By Avery Yang
Daily Press Intern
During the school year, more than 21 million kids nationwide receive free and reduced-price meals but only 3.8 million children are provided the same services during their summer vacations.
Especially in Los Angeles, where one in four children struggles with hunger, and in Los Angeles County — which tops the list of counties with the most children living in fear of food insecurity — the hunger gap is still a persistent issue.
“[The hunger gap] has been pretty consistent and constant in the last several years,” Santa Monica Boys and Girls Club Area Director Garron Campbell said.
Sodexo, a food services corporation based out of France, via their Feeding Our Future program, has been trying to bridge that hunger gap for the past 17 years.
Through grants, the Los Angeles Sodexo team is given the funds needed to produce meals to underprivileged children throughout Los Angeles County.
The local Sodexo teams, in turn, parlay the grants they receive into meal programs with local organizations such as the ones at the Santa Monica Boys and Girls Club and the Mar Vista Family Center in Culver City, where more than 1,200 children will receive free breakfast and lunch. This summer, the Los Angeles Sodexo team will have given away more than 250,000 meals since beginning their program in 1999.
“If we didn't get this program from Sodexo, we would have to pay for the food ourselves, and that would be a huge expense,” Campbell said.
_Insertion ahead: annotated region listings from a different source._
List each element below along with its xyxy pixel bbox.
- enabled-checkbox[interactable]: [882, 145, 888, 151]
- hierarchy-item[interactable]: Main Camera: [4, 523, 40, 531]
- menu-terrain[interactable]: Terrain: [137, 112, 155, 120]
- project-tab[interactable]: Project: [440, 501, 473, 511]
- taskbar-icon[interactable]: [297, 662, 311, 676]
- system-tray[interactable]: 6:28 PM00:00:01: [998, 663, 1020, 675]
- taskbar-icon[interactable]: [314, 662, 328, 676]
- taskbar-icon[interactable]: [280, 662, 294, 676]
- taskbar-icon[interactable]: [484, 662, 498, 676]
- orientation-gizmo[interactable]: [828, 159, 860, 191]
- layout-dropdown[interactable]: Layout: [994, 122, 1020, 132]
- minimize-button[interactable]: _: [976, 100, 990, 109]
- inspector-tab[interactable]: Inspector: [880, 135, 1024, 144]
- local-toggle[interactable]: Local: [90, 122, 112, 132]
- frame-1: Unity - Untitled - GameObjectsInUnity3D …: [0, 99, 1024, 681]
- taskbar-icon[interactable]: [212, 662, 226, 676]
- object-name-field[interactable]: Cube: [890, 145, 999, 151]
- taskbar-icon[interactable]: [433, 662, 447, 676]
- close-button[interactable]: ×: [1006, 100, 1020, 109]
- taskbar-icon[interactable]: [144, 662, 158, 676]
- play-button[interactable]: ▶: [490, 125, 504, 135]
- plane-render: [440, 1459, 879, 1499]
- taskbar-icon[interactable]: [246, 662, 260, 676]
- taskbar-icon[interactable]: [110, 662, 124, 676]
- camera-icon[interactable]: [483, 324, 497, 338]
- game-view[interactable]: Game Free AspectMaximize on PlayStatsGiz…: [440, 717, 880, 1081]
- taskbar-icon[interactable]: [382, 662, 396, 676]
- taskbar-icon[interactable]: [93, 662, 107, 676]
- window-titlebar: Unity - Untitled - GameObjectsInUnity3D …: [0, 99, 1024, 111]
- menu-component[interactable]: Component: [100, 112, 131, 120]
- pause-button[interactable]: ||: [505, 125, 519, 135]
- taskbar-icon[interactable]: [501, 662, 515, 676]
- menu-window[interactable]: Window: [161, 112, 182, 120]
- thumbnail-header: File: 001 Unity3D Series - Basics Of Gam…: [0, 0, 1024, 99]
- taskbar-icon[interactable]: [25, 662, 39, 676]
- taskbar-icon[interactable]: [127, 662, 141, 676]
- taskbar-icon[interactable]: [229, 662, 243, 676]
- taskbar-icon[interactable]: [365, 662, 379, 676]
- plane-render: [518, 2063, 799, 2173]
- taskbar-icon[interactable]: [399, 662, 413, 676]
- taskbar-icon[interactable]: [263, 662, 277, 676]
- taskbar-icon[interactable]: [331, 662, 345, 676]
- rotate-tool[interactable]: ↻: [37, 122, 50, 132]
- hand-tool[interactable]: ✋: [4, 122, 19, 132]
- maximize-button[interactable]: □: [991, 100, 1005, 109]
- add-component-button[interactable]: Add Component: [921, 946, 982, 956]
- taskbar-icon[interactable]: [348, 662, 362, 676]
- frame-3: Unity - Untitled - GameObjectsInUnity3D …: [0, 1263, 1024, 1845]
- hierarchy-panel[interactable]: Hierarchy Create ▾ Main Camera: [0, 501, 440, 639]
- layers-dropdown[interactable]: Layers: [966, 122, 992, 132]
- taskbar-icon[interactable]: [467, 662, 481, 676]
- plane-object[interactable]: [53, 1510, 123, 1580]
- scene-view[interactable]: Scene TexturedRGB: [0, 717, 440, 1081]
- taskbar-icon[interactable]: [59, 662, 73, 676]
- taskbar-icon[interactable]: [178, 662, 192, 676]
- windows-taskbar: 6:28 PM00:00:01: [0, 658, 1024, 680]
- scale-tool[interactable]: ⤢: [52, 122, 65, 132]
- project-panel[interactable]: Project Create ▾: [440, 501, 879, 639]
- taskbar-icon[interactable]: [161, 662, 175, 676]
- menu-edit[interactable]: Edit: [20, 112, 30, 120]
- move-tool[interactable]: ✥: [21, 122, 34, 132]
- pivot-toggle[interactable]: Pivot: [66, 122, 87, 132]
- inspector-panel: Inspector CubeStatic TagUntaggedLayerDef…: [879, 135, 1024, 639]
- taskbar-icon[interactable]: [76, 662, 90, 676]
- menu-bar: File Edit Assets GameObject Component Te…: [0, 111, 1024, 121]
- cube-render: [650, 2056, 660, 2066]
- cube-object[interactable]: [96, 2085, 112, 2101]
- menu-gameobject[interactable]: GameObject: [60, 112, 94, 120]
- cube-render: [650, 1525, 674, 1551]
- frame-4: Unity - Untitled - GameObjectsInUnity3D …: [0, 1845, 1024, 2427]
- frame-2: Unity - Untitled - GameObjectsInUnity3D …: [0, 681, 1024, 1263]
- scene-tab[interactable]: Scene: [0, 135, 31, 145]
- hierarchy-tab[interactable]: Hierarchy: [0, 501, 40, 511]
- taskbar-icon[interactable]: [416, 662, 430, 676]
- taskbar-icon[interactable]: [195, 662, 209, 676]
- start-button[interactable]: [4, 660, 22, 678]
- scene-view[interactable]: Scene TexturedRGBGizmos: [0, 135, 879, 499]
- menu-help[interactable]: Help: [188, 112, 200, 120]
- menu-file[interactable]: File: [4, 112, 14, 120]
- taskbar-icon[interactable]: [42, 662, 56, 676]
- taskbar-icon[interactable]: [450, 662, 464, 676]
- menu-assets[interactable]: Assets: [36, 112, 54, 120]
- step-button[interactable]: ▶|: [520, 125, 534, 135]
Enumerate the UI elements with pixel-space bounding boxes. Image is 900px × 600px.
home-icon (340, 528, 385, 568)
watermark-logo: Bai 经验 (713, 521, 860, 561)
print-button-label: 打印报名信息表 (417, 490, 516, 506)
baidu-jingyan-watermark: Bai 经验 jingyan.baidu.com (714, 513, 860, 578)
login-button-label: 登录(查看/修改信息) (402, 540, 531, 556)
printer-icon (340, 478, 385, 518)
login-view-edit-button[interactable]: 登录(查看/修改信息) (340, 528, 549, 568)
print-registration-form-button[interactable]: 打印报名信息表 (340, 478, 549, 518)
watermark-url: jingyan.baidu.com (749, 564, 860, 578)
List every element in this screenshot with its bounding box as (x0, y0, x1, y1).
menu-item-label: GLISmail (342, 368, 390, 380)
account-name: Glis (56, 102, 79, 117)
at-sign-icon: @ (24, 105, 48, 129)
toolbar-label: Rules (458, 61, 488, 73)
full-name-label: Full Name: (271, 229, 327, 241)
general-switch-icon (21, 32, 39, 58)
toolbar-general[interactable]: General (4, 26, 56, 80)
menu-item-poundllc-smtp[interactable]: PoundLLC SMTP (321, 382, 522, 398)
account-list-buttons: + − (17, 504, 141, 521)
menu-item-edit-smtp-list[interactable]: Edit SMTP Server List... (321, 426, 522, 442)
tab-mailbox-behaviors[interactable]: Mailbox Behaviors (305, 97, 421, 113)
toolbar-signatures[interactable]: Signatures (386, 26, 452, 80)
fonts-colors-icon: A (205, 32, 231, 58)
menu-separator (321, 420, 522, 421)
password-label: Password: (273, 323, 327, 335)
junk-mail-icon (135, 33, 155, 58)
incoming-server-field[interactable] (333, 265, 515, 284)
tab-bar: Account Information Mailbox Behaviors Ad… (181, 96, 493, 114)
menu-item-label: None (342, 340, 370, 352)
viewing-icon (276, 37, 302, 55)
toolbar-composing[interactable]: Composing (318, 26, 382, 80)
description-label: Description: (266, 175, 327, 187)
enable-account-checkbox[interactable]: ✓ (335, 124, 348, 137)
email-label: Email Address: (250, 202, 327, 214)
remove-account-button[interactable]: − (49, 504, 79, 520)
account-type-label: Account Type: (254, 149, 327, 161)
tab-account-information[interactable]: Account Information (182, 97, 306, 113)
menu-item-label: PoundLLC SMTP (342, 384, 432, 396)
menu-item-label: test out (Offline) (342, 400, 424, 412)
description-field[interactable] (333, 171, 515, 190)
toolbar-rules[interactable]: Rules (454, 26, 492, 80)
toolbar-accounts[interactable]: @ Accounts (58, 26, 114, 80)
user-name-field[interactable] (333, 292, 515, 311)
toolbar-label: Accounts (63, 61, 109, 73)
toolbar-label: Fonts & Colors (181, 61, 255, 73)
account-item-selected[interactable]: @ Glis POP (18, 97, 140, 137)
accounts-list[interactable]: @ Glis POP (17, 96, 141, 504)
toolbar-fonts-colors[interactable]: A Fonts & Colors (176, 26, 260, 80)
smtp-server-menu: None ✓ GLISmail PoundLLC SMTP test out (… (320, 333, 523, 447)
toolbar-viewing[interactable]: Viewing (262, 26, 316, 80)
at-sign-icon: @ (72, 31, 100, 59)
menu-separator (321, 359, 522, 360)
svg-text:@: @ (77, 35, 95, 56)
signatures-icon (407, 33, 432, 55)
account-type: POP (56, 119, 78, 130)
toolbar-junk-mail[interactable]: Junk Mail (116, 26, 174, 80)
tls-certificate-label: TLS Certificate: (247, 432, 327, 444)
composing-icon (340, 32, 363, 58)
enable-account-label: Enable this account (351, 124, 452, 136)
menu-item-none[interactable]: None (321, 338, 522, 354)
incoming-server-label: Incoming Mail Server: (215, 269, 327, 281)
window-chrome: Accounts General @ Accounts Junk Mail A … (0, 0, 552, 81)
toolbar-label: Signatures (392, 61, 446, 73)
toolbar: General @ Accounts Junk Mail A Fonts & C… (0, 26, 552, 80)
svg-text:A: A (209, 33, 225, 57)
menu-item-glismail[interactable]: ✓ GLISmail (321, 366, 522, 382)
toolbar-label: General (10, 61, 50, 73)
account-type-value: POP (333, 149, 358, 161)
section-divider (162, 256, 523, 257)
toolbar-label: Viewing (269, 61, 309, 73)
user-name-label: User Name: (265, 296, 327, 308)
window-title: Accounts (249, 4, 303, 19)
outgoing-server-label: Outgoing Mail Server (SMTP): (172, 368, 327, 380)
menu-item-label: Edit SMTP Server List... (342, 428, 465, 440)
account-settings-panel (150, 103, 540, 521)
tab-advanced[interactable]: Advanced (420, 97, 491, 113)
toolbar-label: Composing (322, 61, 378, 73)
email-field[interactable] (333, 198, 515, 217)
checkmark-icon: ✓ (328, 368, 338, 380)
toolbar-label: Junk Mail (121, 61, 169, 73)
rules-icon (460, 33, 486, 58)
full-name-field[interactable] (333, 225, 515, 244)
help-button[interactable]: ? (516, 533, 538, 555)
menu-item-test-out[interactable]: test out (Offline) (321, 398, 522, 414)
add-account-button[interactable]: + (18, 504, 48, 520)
“Our program services would decrease because that would mean less available money to put into activities for kids or to fund staff for the summers, so Sodexo is a lifesaver.”
The local Sodexo teams usually funnel their food services through dining service programs at local universities, hospitals or corporations. In Los Angeles, Sodexo's dining service team is at Loyola Marymount University.
“It has been — for me and for those who have worked with me for the past five years — a very rewarding piece of what we do on a day-to-day basis,” Sodexo director of operations at Loyola Marymount University Dana Massimiani said.
“To have an opportunity to help these programs to give back to the community that you live in gives you that extra oomph to get up in the morning, and it gives you the feeling that you're more rooted in the community.”
Massimiani is quick to defer the credit for the program off to the staff at facilities similar to the Santa Monica Boys and Girls Club and the Mar Vista Family Center, however.
“The real heroes are the men and women at the facilities who are providing the full service to the children — not just food, but the teaching, entertainment and activities that they're coordinating, Massimiani said. “The food is just one small part — and we're aware of that — but we're happy to play that small part.”